Military records show some Canadian Forces dentists — who make between $200,000 and $300,000 a year plus benefits — have treated only a handful of patients in their chairs over the last few years, while the dental unit contracted out millions of dollars worth of work to private dentists.
"My first reaction is sadness," said Murray Cuff, a former military periodontist who retired in 2010 and lives in Victoria, B.C.
"It's pretty disgraceful when you think of the performances in comparison to the salaries these guys are receiving and the number of dentists that there are."
The military has roughly 140 salaried general dentists and specialists who are enlisted members. CBC News examined their productivity records between 2007 and 2013.
In each year, approximately 75 per cent of them performed less than $200,000 worth of treatments — many performed less than $100,000.
In 2008, for example, 112 of 149 salaried dentists and specialists — 75 per cent — did less than $200,000 worth of dental work. The following year, that number went up to 77 per cent, or 112 of 149 Canadian Forces workers.
In 2010, 80 per cent of salaried dentists and specialists performed less than $200,000 worth of treatments.
"I would say anybody should be able to produce $200,000 worth of dentistry," said Cuff.
He said it's common for general dentists in the private sector to bill between $400,000 and $800,000 a year. Most specialists, he said, would bill upwards of more than $1 million annually.
Col. Kevin Goheen, the commanding officer of 1 Dental Unit, calls the numbers an "indicator" of productivity but not the only way the military measures success. He said the Canadian Forces concentrates on getting people dentally fit to deploy, while private dentists tend to do more expensive or cosmetic work.
"I just go back to 100 per cent of our people who are deploying, this is CF military members deploying, are dentally fit all the time," Goheen said.
The productivity numbers are based on the Ontario Dental Fee guide. Because military dentists are salaried, they do not actually bill anyone.
Deployment means less time in chair
In the data examined by CBC News, some specialists worked on no patients. In 2007, four specialists did zero dollars worth of work. It was the same for two specialists in 2008 and one specialist in 2011.
Others did less than $50,000 worth of procedures.
Goheen said some of those dentists may have been deployed or getting ready to deploy, which means less time in the chair.
"Anybody right up to the rank of lieutenant-colonel is expected to do at least a day [a week] of dental care if they're in a staff position," said Goheen. "If they're in a position of a specialty care commander, of which we have six, those individuals will do at least two to three days a week of dental care."
Goheen said dentists also spend a lot of time on paperwork once done by less expensive administrative officers whose positions no longer exist.
But Cuff and other recently retired dentists say too much attention is paid to careerism in the dental unit with no incentive to do more dental work.
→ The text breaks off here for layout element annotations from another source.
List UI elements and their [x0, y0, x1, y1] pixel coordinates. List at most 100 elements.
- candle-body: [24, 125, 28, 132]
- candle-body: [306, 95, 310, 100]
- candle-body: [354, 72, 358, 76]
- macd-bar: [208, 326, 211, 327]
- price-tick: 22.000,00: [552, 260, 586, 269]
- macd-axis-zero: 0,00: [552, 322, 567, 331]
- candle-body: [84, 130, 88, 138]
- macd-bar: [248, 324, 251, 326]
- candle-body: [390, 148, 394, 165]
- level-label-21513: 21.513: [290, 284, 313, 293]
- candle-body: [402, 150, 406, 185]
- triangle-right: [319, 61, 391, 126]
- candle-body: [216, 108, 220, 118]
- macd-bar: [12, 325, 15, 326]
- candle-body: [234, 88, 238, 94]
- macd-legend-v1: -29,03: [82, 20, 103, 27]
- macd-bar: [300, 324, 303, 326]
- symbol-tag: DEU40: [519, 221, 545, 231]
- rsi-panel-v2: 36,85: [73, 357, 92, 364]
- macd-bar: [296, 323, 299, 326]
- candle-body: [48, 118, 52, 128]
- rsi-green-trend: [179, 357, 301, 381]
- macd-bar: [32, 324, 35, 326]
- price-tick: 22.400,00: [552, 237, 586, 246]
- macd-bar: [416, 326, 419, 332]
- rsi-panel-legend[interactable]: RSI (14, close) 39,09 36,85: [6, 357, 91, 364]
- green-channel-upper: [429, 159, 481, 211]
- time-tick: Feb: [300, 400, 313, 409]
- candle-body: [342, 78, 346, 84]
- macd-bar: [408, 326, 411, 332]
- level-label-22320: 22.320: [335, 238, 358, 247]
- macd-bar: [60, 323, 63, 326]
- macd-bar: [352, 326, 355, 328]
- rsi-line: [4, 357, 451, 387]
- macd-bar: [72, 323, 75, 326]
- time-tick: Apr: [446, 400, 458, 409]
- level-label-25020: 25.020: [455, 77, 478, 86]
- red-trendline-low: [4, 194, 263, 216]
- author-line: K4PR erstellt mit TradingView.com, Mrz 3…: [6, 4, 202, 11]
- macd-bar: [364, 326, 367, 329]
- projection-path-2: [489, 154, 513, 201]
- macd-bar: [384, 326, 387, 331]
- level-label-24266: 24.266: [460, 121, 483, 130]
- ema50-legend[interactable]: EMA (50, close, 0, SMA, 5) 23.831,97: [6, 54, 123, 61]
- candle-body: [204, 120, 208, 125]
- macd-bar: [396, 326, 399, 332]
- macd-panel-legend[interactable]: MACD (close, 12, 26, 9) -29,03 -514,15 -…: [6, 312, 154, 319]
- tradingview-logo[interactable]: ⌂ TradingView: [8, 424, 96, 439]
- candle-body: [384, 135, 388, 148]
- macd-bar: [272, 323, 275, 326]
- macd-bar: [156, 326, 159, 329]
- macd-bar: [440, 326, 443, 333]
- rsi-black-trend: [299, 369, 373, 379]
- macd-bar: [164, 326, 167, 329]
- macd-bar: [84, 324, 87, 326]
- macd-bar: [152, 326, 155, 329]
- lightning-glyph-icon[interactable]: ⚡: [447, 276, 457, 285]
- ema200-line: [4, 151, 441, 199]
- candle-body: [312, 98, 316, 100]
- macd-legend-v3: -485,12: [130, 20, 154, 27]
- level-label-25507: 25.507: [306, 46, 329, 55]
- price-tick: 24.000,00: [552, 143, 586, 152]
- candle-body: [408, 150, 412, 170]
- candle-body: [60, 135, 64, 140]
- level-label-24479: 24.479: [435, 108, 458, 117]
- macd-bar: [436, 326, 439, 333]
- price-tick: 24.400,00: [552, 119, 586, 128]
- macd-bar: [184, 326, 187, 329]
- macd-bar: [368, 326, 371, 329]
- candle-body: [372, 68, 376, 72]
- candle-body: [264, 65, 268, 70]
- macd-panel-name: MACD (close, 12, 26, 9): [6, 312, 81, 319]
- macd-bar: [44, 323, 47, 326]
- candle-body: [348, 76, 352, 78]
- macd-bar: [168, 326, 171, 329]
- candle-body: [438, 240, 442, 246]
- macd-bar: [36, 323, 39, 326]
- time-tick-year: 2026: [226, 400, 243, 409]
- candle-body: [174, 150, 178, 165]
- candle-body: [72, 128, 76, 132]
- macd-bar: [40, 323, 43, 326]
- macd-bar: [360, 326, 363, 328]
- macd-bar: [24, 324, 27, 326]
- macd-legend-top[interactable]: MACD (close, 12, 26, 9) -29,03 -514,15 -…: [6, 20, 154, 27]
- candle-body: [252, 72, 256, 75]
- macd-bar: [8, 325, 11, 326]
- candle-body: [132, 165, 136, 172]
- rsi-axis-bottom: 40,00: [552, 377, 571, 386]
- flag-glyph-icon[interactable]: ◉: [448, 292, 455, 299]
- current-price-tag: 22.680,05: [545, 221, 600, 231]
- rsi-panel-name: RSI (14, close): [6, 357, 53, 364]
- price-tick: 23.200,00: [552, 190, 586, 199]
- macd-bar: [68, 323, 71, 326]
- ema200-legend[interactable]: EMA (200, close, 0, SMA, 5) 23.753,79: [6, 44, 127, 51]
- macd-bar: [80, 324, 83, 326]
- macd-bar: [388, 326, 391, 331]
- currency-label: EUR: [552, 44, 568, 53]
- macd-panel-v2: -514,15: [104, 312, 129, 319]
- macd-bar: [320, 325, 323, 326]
"What's really expected of them is to assume as many administrative roles as possible and of course, if you shun that in lieu of doing dentistry, your career is toast," said Cuff.
Ratio doesn't add up, says critic
According to the Canadian Dental Association, there is one civilian dentist for every 1,664 people in Canada.
In contrast, there are 72,000 Canadian Forces members and 140 salaried dentists, making the ratio roughly one dentist for about 500 serving members. That means the military has triple the ratio of dentists to patients compared to the civilian population.
Cuff said even if you take into consideration the percentage of civilians who don't go to the dentist, the ratio doesn’t add up.
"You're still talking about twice the number of dentists available to our servicemen and women than the civilian population," he said.
Despite the smaller dentist-to-patient ratio, the military hires about 40 civilian contract dentists in its clinics. From 2008 to 2012, it also referred between $8 million and $14 million of dental work a year to civilian dentist offices through Blue Cross.
'It's pretty awkward'
Kevin Lacey of the Canadian Taxpayers Federation said the numbers suggest huge inefficiencies.
"We should see more private sector doctors doing work that is currently being done by right now by expensive military dentists," he said.
"Second is to release the dentists we do have from a lot of the administrative red tape that obviously shows and that the military admits goes on."
The Canadian government spends about $56 million on salaries alone in the dentistry unit. That includes military members, public servants and the contracted dentists. Most military dentists receive between $50,000 and $100,000 a year in pension and other benefits in addition to their salaries.
Cuff said the unit needs to undergo a full review in order to improve efficiency.
"The majority, by far, among the military dental corps officers know this. Will they say something about it? It's pretty awkward," he said.
"They're hoping for the best and punishment postings can happen. It's not the kind of thing people like to stick their neck out on."